Opioid Agonist Therapy (OAT) is the most effective intervention to reduce overdose risk, and administrative health data are now increasingly used to study OAT outcomes. However, current methods for constructing OAT episodes rely heavily on fixed permissible gaps and often overlook switches between medications, concurrent therapies, and the temporal complexity of dispensing patterns. We aimed to develop a robust episode-construction framework that more precisely reflects real-world OAT use within administrative health data.

Methods

We analyzed OAT dispensations from people living with HIV in British Columbia (2010–2020).
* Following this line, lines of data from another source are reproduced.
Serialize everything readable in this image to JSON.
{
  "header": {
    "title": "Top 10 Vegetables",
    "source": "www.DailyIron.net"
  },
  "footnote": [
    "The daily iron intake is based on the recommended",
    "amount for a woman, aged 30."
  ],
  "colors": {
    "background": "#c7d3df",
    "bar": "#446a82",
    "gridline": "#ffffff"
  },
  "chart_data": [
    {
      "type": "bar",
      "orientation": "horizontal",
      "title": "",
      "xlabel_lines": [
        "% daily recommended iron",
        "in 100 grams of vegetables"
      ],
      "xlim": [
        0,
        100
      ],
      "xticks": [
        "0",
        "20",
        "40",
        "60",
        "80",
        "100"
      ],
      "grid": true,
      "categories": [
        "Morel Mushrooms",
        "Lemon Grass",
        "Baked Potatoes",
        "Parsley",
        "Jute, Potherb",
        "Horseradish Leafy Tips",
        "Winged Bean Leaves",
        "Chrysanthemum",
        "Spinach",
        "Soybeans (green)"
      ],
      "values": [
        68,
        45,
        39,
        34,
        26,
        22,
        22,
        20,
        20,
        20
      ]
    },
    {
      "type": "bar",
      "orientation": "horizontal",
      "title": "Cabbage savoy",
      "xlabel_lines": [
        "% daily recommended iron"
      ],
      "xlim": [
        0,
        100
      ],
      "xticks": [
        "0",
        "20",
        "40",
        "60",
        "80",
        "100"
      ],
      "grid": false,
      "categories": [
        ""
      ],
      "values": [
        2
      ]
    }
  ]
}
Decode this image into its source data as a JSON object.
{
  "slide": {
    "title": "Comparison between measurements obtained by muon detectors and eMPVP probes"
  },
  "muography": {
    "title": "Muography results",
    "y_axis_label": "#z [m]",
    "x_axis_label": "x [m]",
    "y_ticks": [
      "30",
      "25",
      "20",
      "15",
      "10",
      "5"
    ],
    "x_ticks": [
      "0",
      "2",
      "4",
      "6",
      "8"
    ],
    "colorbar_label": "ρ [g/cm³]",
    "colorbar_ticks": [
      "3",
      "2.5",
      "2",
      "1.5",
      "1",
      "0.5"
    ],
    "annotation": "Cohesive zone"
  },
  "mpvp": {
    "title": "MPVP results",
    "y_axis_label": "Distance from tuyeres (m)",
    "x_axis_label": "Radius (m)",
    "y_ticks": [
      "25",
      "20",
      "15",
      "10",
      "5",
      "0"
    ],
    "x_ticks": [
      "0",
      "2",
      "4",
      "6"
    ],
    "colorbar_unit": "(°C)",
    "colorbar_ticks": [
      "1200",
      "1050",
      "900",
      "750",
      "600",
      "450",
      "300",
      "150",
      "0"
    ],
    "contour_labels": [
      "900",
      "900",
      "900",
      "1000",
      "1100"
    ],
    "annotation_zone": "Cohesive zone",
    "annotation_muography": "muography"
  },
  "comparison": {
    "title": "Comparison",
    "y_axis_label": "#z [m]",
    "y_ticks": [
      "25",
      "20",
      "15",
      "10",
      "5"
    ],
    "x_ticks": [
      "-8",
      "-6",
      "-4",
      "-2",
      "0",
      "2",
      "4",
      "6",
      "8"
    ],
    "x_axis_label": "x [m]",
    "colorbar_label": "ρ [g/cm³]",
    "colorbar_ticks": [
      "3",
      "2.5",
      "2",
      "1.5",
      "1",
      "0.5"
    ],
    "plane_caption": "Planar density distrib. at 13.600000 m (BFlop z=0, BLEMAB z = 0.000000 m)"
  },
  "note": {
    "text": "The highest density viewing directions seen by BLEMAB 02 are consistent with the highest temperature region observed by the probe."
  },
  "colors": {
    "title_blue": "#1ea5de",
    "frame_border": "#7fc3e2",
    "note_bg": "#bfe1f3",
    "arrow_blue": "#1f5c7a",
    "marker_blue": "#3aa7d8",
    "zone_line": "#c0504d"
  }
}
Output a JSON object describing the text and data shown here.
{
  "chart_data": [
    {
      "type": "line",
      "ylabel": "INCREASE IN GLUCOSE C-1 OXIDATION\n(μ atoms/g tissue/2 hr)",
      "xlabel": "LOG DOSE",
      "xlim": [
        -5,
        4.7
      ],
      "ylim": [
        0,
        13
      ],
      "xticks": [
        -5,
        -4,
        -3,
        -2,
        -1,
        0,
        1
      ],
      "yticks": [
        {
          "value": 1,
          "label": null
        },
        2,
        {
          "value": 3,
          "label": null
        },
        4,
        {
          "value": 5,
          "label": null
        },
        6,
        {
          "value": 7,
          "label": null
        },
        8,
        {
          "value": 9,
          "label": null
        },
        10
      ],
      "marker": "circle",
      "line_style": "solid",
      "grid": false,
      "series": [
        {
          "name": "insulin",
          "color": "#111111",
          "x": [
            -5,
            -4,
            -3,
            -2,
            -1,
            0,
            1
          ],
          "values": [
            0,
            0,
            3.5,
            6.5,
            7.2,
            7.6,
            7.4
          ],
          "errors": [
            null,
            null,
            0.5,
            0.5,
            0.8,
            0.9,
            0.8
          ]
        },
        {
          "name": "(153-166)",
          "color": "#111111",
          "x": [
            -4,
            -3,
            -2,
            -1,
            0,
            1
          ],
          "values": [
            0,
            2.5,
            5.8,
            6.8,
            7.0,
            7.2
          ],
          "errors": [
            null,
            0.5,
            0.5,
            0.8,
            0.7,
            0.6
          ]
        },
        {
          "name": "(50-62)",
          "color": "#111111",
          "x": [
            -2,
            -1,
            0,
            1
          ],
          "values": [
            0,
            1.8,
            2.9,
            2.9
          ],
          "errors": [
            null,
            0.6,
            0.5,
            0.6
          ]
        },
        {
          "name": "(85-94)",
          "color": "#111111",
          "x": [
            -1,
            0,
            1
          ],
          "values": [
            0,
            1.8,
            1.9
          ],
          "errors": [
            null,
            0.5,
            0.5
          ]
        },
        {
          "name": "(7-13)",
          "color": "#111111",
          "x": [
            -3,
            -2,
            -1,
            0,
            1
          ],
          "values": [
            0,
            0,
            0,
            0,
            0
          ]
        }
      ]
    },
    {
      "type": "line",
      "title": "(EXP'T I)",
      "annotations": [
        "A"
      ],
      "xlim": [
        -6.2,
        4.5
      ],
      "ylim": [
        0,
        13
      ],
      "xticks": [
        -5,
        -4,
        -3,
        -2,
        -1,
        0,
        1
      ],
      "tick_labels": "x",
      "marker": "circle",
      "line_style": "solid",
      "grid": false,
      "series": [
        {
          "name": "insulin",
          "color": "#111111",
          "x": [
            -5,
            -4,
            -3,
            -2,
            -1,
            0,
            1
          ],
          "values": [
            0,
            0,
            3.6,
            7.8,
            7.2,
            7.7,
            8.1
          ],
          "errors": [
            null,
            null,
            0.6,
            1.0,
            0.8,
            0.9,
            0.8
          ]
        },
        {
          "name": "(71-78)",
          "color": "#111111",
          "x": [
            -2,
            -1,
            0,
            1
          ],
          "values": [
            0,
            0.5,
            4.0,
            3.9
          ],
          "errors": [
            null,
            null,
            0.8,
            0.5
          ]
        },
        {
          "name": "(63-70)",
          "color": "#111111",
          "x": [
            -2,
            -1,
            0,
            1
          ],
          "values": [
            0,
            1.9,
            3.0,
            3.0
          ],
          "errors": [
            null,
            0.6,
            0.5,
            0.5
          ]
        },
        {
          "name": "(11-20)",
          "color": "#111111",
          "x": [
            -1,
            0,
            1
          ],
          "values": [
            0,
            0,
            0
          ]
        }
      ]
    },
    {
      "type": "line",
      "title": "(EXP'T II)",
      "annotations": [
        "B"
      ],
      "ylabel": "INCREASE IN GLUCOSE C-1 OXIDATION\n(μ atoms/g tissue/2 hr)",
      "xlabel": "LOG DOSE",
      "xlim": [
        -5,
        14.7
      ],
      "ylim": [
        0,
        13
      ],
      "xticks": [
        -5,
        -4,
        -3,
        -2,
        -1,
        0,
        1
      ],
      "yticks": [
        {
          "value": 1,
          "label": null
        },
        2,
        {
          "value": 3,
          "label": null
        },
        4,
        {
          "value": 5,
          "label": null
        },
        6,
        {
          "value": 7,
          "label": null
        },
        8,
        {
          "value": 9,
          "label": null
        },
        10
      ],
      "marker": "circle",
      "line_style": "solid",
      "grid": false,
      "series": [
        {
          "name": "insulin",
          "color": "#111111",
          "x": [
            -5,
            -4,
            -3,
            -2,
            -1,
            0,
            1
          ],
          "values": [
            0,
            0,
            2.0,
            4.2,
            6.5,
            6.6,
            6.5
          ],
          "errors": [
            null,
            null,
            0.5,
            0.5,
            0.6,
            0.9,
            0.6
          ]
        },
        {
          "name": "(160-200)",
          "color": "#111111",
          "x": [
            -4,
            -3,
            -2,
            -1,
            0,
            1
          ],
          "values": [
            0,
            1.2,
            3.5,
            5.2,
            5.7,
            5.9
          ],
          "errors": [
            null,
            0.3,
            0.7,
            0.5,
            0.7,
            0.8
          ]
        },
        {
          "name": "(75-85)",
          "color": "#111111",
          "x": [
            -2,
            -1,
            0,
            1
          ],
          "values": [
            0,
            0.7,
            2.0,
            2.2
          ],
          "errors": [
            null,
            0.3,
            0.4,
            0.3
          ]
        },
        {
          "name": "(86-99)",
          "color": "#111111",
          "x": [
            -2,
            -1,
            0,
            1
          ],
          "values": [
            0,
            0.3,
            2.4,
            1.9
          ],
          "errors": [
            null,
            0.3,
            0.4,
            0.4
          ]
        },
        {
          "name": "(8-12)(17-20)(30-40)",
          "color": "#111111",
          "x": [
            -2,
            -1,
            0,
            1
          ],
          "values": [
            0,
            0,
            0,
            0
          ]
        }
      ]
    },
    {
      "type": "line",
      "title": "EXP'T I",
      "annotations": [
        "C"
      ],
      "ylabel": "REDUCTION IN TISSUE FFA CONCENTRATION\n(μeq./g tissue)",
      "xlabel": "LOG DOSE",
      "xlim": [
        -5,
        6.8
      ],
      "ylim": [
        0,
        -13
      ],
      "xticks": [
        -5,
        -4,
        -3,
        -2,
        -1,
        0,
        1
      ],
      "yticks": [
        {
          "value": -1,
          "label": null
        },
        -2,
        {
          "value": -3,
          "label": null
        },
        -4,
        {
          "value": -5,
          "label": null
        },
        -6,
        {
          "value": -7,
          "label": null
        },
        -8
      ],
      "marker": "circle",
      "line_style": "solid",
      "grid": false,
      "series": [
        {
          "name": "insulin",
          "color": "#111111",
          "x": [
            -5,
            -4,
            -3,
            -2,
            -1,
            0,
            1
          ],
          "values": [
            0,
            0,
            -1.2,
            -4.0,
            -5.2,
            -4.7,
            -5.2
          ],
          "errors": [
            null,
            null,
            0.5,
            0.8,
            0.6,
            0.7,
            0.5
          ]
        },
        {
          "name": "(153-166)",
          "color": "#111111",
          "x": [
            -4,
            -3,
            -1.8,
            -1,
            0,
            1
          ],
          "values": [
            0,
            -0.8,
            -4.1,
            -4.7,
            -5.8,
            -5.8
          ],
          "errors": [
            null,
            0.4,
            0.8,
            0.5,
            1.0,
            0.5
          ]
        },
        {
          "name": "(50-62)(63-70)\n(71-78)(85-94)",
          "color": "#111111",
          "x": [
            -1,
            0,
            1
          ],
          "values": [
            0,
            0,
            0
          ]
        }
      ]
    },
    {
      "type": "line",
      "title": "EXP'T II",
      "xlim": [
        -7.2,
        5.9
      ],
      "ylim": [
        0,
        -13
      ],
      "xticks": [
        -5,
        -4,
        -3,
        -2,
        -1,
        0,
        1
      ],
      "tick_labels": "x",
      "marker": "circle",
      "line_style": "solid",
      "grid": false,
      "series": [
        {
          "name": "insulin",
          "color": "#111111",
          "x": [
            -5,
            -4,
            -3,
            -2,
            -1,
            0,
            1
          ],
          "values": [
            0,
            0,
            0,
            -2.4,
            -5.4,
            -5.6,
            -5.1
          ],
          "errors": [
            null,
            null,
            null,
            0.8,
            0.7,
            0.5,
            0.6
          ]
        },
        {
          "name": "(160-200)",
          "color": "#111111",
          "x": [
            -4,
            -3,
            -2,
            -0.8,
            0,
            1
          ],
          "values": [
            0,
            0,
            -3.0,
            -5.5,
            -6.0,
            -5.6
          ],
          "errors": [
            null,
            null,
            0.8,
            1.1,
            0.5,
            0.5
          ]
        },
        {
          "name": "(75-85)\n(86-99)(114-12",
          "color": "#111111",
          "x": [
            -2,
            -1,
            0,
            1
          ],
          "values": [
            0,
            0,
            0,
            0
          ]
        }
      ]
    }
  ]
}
Episodes were constructed using three components: Allen’s interval algebra, temporal margins ( \(\mathcal{E}\) ), and drug-specific permissible gaps. Allen’s algebra characterized the temporal relation between two dispensations as meets (one starts when another ends), before (a positive gap), overlaps (partial overlap), starts (same start, earlier end), finishes (later start, same end), contains (one fully encloses another), or equals (identical start and end). Temporal margins distinguished short from long overlaps within the same OAT medication and differentiated switches from concurrent therapy when different OATs overlapped. Permissible gaps defined the maximum interruption allowed before episode discontinuation and were mapped onto Allen’s before relation. Using this combined framework, we identified monotherapy (single-OAT use), transition (medication switches), multitherapy (concurrent OAT use), and transition-multitherapy episodes.

Results

The before relation predominated across all OATs, particularly for methadone (99.43%). The equals relation was notably prevalent for buprenorphine (21.46%), slow-release oral morphine (20.87%), and injectable OAT (1.91%). To build monotherapy episodes, we applied \(\mathcal{E}\) =7 days, while \(\mathcal{E}\) =14 days differentiated transition from multitherapy episodes. We identified 10,386 episodes: 93.53% monotherapy, 3.72% transition, 2.27% multitherapy, and < 1% transition-multitherapy.

Conclusion

We propose an episode-building framework based on Allen’s relations, temporal margins, and permissible gaps that fine-tune OAT classification in administrative health data. The method is transferable to other settings and populations with suitable parameter adjustments.